Chaplin plays Emily, who at the start of the movie is being released from southern California prison for a crime we're not told about until much later in the movie. Apparently, whatever work she did inside prison was quite remunerative, or else she had a fair bit of money from somewhere, since she's able to go to a nice boutique and buy some pretty nice clothes for herself. She's able to get a room in a rooming house run by Pike (Moses Gunn), and is eventually able to get a job at a department store run by Mr. Nudd (a very young Jeff Goldblum) since his mom is in prison too and met Emily there.
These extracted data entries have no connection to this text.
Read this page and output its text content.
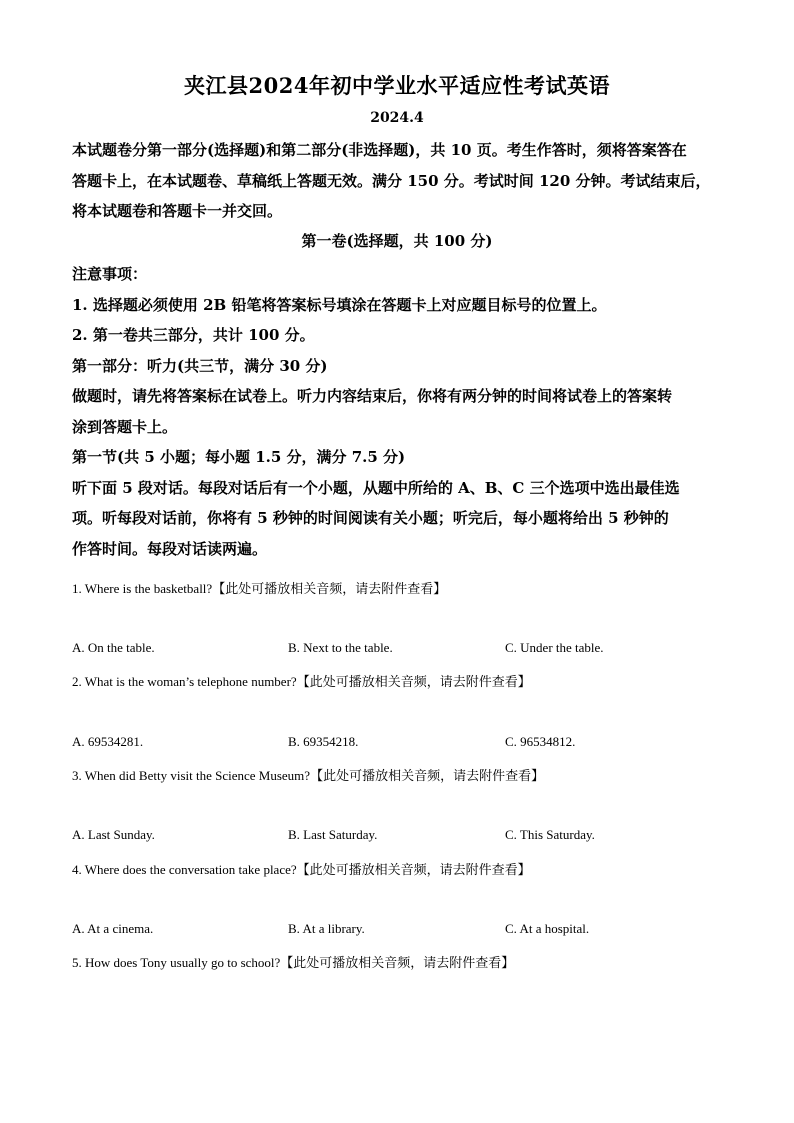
夹江县2024年初中学业水平适应性考试英语
2024.4
本试题卷分第一部分(选择题)和第二部分(非选择题)，共 10 页。考生作答时，须将答案答在
答题卡上，在本试题卷、草稿纸上答题无效。满分 150 分。考试时间 120 分钟。考试结束后，
将本试题卷和答题卡一并交回。
第一卷(选择题，共 100 分)
注意事项：
1. 选择题必须使用 2B 铅笔将答案标号填涂在答题卡上对应题目标号的位置上。
2. 第一卷共三部分，共计 100 分。
第一部分：听力(共三节，满分 30 分)
做题时，请先将答案标在试卷上。听力内容结束后，你将有两分钟的时间将试卷上的答案转
涂到答题卡上。
第一节(共 5 小题；每小题 1.5 分，满分 7.5 分)
听下面 5 段对话。每段对话后有一个小题，从题中所给的 A、B、C 三个选项中选出最佳选
项。听每段对话前，你将有 5 秒钟的时间阅读有关小题；听完后，每小题将给出 5 秒钟的
作答时间。每段对话读两遍。
1. Where is the basketball?【此处可播放相关音频，请去附件查看】
A. On the table.	B. Next to the table.	C. Under the table.
2. What is the woman’s telephone number?【此处可播放相关音频，请去附件查看】
A. 69534281.	B. 69354218.	C. 96534812.
3. When did Betty visit the Science Museum?【此处可播放相关音频，请去附件查看】
A. Last Sunday.	B. Last Saturday.	C. This Saturday.
4. Where does the conversation take place?【此处可播放相关音频，请去附件查看】
A. At a cinema.	B. At a library.	C. At a hospital.
5. How does Tony usually go to school?【此处可播放相关音频，请去附件查看】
Anthony Perkins plays Neil Curry, a construction worker building new tract housing, which is a reasonably good job since this is the era when there were still a lof of Americans moving west to the Los Angeles area. He's got a wife Barbara (Perkins' real-life wife Berry Berenson), but you get the impression there's a bit of tension between the two. Needless to say, there's about to be a lot more tension between the two.
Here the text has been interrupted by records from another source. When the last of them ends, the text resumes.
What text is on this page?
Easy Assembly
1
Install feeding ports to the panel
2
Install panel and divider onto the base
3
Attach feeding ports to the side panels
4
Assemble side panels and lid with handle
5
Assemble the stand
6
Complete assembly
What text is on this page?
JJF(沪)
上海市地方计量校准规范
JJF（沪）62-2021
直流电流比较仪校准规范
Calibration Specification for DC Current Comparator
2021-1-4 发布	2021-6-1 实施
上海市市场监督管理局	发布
That's because Emily shows up in the neighborhood, looking like she's casing the Curry place, even though there's not much to case since they're decidedly lower-middle-class at best. More likely Emily has another reason for being there, and that she'll reveal it soon enough. That does happen in rather more dramatic fashion when Emily breaks into the Curry plays and Barbara is the one to find her since Neil is still at work.
Barbara rather logically wants to press charges, and Emily is taken to the police station for booking, but Emily clearly has something that she can use to blackmail Neil with. This is something that Neil has been less than forthcoming with Barbara about, and when Emily uses it to get Neil to decide not to press charges, he realizes that he's going to have to tell Barbara the truth.
Remember My Name is a faily slow-moving picture where there's not a whole lot going on on the surface, but there's clearly a lot more going on underneath. This allows tension to build up while building an unsettling atmosphere. The three main characters make the material work, although it's also easy to see how Remember My Name is a movie that isn't going to appeal to everybody.
The other thing that may make it off-putting for some is the way in which it feels like there's a fair bit that never really gets answered. In addition to the way this happens with the main plot, there's a recurring theme throught the movie that seems totally unrelated to the rest of the film in which we hear TV news reports about a catastrophic earthquake in Budapest. (As far as I can tell, there's never been a serious earthquake in Hungary; there was one in Bucharest Romania a year or two before the movie was released.)
Remember My Name is a different sort of movie that those who like 1970s movies should definitely enjoy.